COMPPS’ Integrity Committee (CIC) continues to coordinate joint activities amongst the members. “A key element of the work … undertaken by CIC is with the objective of ensuring to the greatest extent possible, consistency amongst the sports in combatting match-fixing,” Mr Speed said.
Dropping the Ball?
It is consistency which is still sorely lacking in the Australian anti-match fixing legislative framework, COMPPS cautions.
The task of tackling match fixing has fallen to be dealt with by local police forces and patchwork state and territory legislation, leading to a general lack of harmonisation in legislative and enforcement approaches across Australia. The promotion of legislative uniformity has been met with varying levels of enthusiasm. To date, not all states have created match fixing offences, and the laws, where implemented, are not all consistent.
These laws have, in places, been put to use. In September 2013, reports emerged of a syndicate conducting multi-million dollar match fixing activities involving Victoria’s Premier League soccer division. Six people were subsequently charged under new Victorian criminal offences introduced pursuant to the National Policy, including the coach, four players (all from the United Kingdom) and a Malaysian national.
COMPPS’ submission presses for greater uniformity to prevent offenders avoiding prosecution by “forum shopping” in jurisdictions which have not adopted the Policy.
Tackling Cross-Border Match Fixing
COMPPS also has transnational corruption in its sights. It suggests that certain forms of cross-border match fixing might be captured and deterred by extending the federal legislative framework on foreign bribery to cover sporting officials. Against the backdrop of the on-going Fifa corruption inquiry, COMPSS submitted that the conduct of officials in international sporting bodies could also fall within the reach of Commonwealth legislative reforms.
Samantha Bricknell, Research Manager at the Australian Institute of Criminology, suggests that corruption in Australia “has been predominantly homegrown”, and the extent to which it will become “a transnational phenomenon remains to be discovered”. Law enforcement and sporting bodies warn, however, of the inevitable infiltration of international syndicates into Australian sport and Australian-hosted sporting events.
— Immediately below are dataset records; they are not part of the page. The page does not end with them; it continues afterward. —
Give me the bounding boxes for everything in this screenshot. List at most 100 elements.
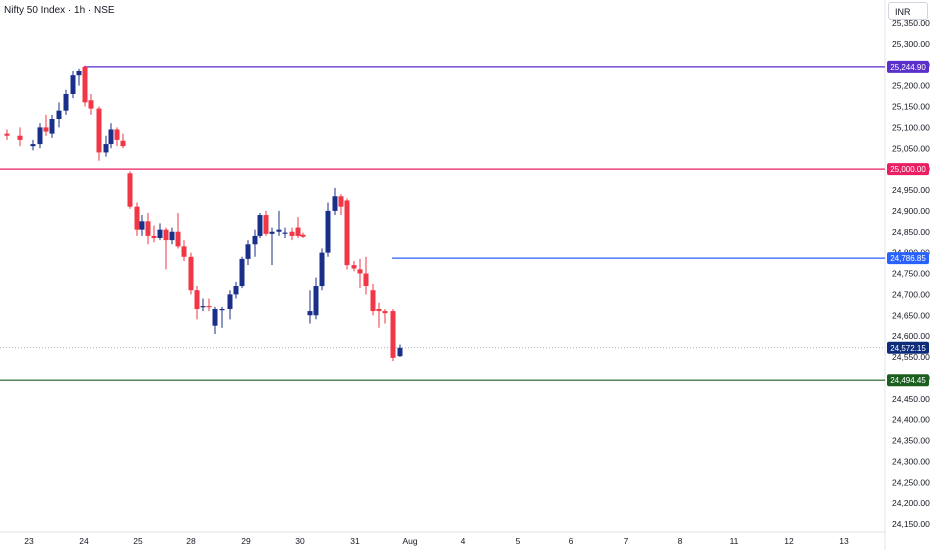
last-price-label: 24,572.15 [890,344,926,353]
candle-body[interactable] [289,231,295,236]
candle-body[interactable] [239,258,245,287]
candle-body[interactable] [219,308,225,311]
x-tick-label: 5 [516,536,521,546]
y-tick-label: 24,850.00 [892,227,930,237]
candle-body[interactable] [134,206,140,230]
candle-body[interactable] [70,75,76,94]
y-tick-label: 24,700.00 [892,289,930,299]
candle-body[interactable] [276,229,282,232]
candle-body[interactable] [30,144,36,147]
candle-body[interactable] [212,308,218,326]
y-tick-label: 24,650.00 [892,310,930,320]
candle-body[interactable] [49,119,55,134]
candle-body[interactable] [37,127,43,145]
x-tick-label: 12 [784,536,794,546]
candle-body[interactable] [295,227,301,236]
candle-body[interactable] [114,129,120,140]
candle-body[interactable] [307,311,313,316]
candle-body[interactable] [17,135,23,140]
candle-body[interactable] [382,311,388,314]
candle-body[interactable] [88,100,94,109]
candle-body[interactable] [370,290,376,312]
candle-body[interactable] [82,66,88,103]
candle-body[interactable] [300,234,306,237]
candle-body[interactable] [227,294,233,309]
candle-body[interactable] [181,246,187,257]
y-tick-label: 24,750.00 [892,269,930,279]
y-tick-label: 25,100.00 [892,122,930,132]
candle-body[interactable] [376,308,382,312]
x-tick-label: 7 [624,536,629,546]
candle-body[interactable] [96,108,102,153]
candle-body[interactable] [252,235,258,245]
y-tick-label: 24,150.00 [892,519,930,529]
x-tick-label: 8 [678,536,683,546]
y-tick-label: 24,400.00 [892,415,930,425]
y-tick-label: 25,150.00 [892,102,930,112]
candle-body[interactable] [139,221,145,230]
candle-body[interactable] [390,311,396,358]
level-price-tag [887,163,929,176]
candle-body[interactable] [263,215,269,234]
candle-body[interactable] [363,273,369,287]
candle-body[interactable] [163,229,169,241]
candle-body[interactable] [56,110,62,120]
y-tick-label: 25,050.00 [892,143,930,153]
level-price-tag [887,252,929,265]
candle-body[interactable] [43,127,49,132]
candle-body[interactable] [269,231,275,234]
candle-body[interactable] [233,286,239,295]
x-tick-label: Aug [402,536,417,546]
candle-body[interactable] [120,140,126,147]
currency-label[interactable]: INR [888,2,928,20]
candle-body[interactable] [245,244,251,259]
candle-body[interactable] [319,252,325,287]
candle-body[interactable] [200,306,206,308]
candle-body[interactable] [357,269,363,274]
x-tick-label: 28 [186,536,196,546]
candle-body[interactable] [397,347,403,357]
x-tick-label: 23 [24,536,34,546]
chart-title: Nifty 50 Index · 1h · NSE [4,5,115,16]
last-price-tag [887,341,929,354]
x-tick-label: 6 [569,536,574,546]
candle-body[interactable] [188,256,194,291]
candle-body[interactable] [175,231,181,247]
candle-body[interactable] [76,71,82,76]
candle-body[interactable] [103,144,109,153]
candle-body[interactable] [338,196,344,207]
candle-body[interactable] [325,210,331,253]
y-tick-label: 24,600.00 [892,331,930,341]
level-price-label: 25,244.90 [890,63,926,72]
x-tick-label: 29 [241,536,251,546]
y-tick-label: 24,900.00 [892,206,930,216]
candle-body[interactable] [257,215,263,236]
candle-body[interactable] [344,200,350,266]
candle-body[interactable] [194,290,200,309]
candle-body[interactable] [351,265,357,269]
y-tick-label: 24,350.00 [892,436,930,446]
x-tick-label: 30 [295,536,305,546]
candle-body[interactable] [63,93,69,111]
candle-body[interactable] [108,129,114,145]
candle-body[interactable] [145,221,151,236]
level-price-label: 25,000.00 [890,165,926,174]
candle-body[interactable] [169,231,175,241]
candle-body[interactable] [127,173,133,207]
candle-body[interactable] [206,306,212,308]
y-tick-label: 25,300.00 [892,39,930,49]
candle-body[interactable] [282,232,288,234]
candle-body[interactable] [157,229,163,239]
candle-body[interactable] [4,133,10,136]
level-price-label: 24,494.45 [890,376,926,385]
candle-body[interactable] [313,286,319,316]
x-tick-label: 31 [350,536,360,546]
y-tick-label: 24,950.00 [892,185,930,195]
level-price-label: 24,786.85 [890,254,926,263]
candle-body[interactable] [151,235,157,239]
candle-body[interactable] [332,196,338,211]
y-tick-label: 24,300.00 [892,456,930,466]
x-tick-label: 4 [461,536,466,546]
y-tick-label: 24,450.00 [892,394,930,404]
Tellingly, ahead of the 2015 Cricket World Cup, the International Cricket Council (ICC) lobbied the Australian and New Zealand host governments to strengthen anti-corruption legislation. With elite cricket rocked in recent years by a series of corruption scandals, the ICC has sought to ramp up monitoring and regulation efforts to stem the perceived rot.
The threat is not so confined, however. COMPPS stresses that match fixing is “sport neutral”, with risks to one sport easily translating into risks to others.
“The extent of time and resources invested in this area and the level of formal and informal cooperation between these stakeholders is indicative of the seriousness with which the threat is perceived and the significant damage that could ensue to all sport if the scourge of match fixing were to increasingly infiltrate Australian sport,” Mr Speed said. It remains, COMPPS suggests, for federal reforms to “increas[e] the armoury available” to address the problem.